JC - Sempre fez elogios à primeira gestão Melo, mas o que poderia ser diferente?
Betina - Eu vejo o Sebastião Melo como o melhor prefeito porque eu moro em Porto Alegre. Muitas vezes cobram do Melo nesses quatro anos como se tivesse sido um período de uma primavera florida, sem nenhum problema. Se esquecem que o Melo pegou uma cidade fechada por conta da pandemia, com uma arrecadação bastante reduzida em função de tudo isso, muito embora o governo federal tenha colocado o respaldo que foi muito importante no completamento das diferentes entradas. Mas ele pegou a cidade fechada, teve ciclone, teve enchente e ainda assim o Melo fez 260 quilômetros de asfalto, aumentou em muito as equipes de atenção primária em saúde, conseguiu fazer com que a cidade ficasse mais segura - e isso aí não é uma questão de opinião, são números. Então realmente teve várias coisas que melhoraram, mas tem muita coisa que ainda tem que ser realmente feita. Temos que melhorar toda a parte que envolve a educação, temos que melhorar o fluxo e a agilidade com relação ao atendimento de saúde na parte de especializações. Então, justamente vendo isso tudo, eu estou participando agora do que é que está sendo nomeado o Escritório de Transição.

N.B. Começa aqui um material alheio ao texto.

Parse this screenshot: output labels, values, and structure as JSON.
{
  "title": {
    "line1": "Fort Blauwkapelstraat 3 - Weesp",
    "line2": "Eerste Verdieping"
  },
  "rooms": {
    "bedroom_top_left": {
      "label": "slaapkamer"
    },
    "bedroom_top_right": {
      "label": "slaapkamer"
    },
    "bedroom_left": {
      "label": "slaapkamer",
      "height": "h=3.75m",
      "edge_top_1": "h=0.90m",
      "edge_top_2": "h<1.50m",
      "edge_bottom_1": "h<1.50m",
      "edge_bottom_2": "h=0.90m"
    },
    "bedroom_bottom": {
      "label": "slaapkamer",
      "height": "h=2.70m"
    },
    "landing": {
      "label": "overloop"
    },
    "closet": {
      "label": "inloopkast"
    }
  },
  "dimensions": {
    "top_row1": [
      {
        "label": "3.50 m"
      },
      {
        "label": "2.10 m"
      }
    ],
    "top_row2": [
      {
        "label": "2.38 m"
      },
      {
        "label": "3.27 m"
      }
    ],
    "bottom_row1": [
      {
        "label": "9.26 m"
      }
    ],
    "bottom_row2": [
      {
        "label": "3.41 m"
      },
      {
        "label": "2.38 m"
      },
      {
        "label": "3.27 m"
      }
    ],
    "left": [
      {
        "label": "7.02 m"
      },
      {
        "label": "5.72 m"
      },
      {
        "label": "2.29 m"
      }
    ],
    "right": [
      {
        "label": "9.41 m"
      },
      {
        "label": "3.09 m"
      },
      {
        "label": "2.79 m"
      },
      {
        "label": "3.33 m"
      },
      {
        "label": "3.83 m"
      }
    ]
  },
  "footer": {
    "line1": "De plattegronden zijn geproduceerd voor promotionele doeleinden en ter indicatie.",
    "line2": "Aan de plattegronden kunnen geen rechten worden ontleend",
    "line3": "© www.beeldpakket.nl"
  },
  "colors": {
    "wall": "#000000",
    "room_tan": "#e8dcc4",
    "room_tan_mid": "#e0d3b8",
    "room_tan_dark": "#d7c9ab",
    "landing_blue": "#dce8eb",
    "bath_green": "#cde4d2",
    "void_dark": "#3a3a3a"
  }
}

A ideia é colocar na mesa o que funcionou bem, o que está em encaminhamento, o que tem a oportunidade de melhoria, como que isso vai melhorar, como que isso vai gerar entrega boa.
JC - Assume como vice-prefeita em janeiro, mas no curto prazo tem a estruturação da próxima gestão no Escritório de Transição. Qual será seu papel?

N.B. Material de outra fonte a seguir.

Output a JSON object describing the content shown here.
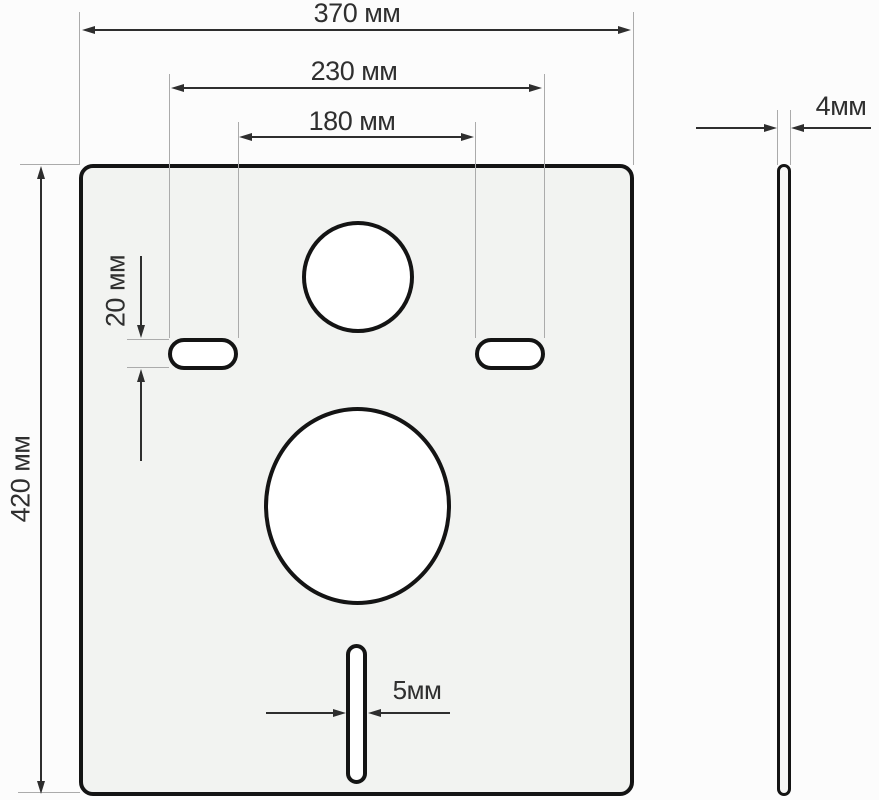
{
  "dimensions": {
    "plate_width": {
      "label": "370 мм",
      "value": 370,
      "unit": "мм"
    },
    "slots_outer_span": {
      "label": "230 мм",
      "value": 230,
      "unit": "мм"
    },
    "slots_inner_span": {
      "label": "180 мм",
      "value": 180,
      "unit": "мм"
    },
    "plate_height": {
      "label": "420 мм",
      "value": 420,
      "unit": "мм"
    },
    "mount_slot_height": {
      "label": "20 мм",
      "value": 20,
      "unit": "мм"
    },
    "bottom_slot_width": {
      "label": "5мм",
      "value": 5,
      "unit": "мм"
    },
    "plate_thickness": {
      "label": "4мм",
      "value": 4,
      "unit": "мм"
    }
  },
  "colors": {
    "background": "#fcfcfc",
    "plate_fill": "#f2f3f1",
    "hole_fill": "#ffffff",
    "outline": "#141414",
    "dimension_line": "#2e2e2e",
    "extension_line": "#ababab",
    "text": "#2f2f2f"
  }
}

Betina - O meu papel é acompanhar, dar as minhas ideias de acordo com o que eu acho que pode ser colocado em prática, trazendo a minha experiência, não só de Exército, mas da minha experiência de vida e de cidadã. Eu acho que essa reeleição vai ser preciosa para a cidade, porque é alguém que conhece a cidade, as pessoas, a máquina, viu o que funcionou, viu o que não funcionou e está aberta para buscar soluções eficientes e melhores. Para mim vai ser uma oportunidade de ouro, porque eu já vinha conversando com as secretarias, vendo como que a coisa funciona e tal, como que é o rol dos responsáveis em termos de recursos, como funciona a administração. E agora nesse escritório a gente vai poder reunir tudo num lugar só.
JC - Melo já anunciou que cumprirá os quatro anos de mandato. Mesmo assim, a política é dinâmica, e no caso de o prefeito renunciar para se candidatar a outro cargos, se sente pronta para comandar o Executivo?
Betina - Eu ainda não estou preparada, mas eu vou ter pelo menos dois anos para estar, então a gente vai lidar com um problema de cada vez. Por enquanto é conhecer bem a máquina, ver o que pode ser feito. Tenho certeza que a gente vai ter um apoio bem grande para que as coisas sejam viabilizadas. A Câmara vai mudar um pouco em 2025, mas eu levo fé que o diálogo e as construções vão ser mantidas. Acho que tem interesse de todos, até porque todo mundo que está lá foi eleito e, se foi eleito, quer que a cidade melhore. Então acho que todos juntos vamos conseguir melhorar.
JC - Ao fim do mandato, como pretende ser lembrada pela população? Que marca quer deixar?
Betina - Eu tenho certeza que eu vou ser reconhecida como a primeira mulher eleita vice-prefeita de Porto Alegre. Mas eu gostaria muito que, associado a esse título, eu esteja associada a uma boa gestão, a uma boa administração, a uma administração limpa, correta, efetiva, com mais entregas do que antes e que eu possa ter orgulho de sair na rua.